Dans l’obscurité persistante de Kakobola, Joachim Kusamba, président de la société civile de Gungu, pose un regard désabusé sur les bornes électriques silencieuses. « Rien n’a été fait pour les autochtones. Kakobola et le reste sont dans le noir. Ils ont seulement placé les bornes. Jusqu’aujourd’hui, la population de Kakobola n’a bénéficié d’aucun poteau pouvant donner l’espoir que, lors de l’inauguration, elle sera éclairée », déplore-t-il, résumant le sentiment d’abandon qui frappe le cœur même du barrage Kakobola.

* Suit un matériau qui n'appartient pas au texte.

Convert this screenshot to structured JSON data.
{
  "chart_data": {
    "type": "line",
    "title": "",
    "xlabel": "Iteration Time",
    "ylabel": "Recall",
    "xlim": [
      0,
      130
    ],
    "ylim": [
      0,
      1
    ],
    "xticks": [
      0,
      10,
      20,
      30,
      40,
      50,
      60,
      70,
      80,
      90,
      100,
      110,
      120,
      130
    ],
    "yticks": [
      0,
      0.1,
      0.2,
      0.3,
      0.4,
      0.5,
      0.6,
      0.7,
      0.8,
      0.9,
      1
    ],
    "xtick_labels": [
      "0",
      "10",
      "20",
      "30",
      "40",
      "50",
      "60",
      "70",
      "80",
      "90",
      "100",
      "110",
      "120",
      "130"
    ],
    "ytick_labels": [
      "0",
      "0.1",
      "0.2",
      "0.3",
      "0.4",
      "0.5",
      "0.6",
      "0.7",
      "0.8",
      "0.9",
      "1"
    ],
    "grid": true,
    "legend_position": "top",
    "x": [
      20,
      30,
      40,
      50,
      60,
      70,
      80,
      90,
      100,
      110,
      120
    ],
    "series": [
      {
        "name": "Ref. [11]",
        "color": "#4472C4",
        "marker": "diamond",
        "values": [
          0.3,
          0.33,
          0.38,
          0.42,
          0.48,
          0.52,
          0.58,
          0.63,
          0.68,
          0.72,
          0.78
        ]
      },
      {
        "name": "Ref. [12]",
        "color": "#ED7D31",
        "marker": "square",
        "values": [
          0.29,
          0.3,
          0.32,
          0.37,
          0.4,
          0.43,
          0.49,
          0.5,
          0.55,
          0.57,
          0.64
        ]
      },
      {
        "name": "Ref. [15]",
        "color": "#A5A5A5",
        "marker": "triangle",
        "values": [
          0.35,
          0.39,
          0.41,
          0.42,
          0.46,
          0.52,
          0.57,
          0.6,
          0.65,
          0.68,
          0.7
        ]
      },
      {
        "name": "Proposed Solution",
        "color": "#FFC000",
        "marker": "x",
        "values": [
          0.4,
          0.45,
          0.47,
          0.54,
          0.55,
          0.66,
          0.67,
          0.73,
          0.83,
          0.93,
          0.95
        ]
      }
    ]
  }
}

Soixante jours après la promesse solennelle du ministre des Ressources hydrauliques, l’électricité Kwilu reste une illusion pour des milliers de ménages.
La promesse était pourtant claire : fin novembre 2025, lors des assises Makutano, le ministre annonçait le lancement du courant sous 45 jours. Un éclair d’espoir pour les territoires de Gungu et d’Idiofa, ainsi que pour la ville de Kikwit. Aujourd’hui, le compte à rebours est dépassé, et l’obscurité règne toujours. Comment expliquer ces retards projet hydroélectrique alors que sur le terrain, les avancées techniques semblent tangibles ? À Idiofa, 1 800 ménages étaient raccordés en novembre. À Kikwit, 8 000 abonnés sur les 10 000 attendus ont vu des compteurs et des disjoncteurs installés chez eux. La sous-station est prête depuis 2024, les poteaux plantés, les câbles tirés. La cellule d’exécution elle-même affirme que rien ne s’oppose techniquement à la mise en service. Alors, où est le problème ?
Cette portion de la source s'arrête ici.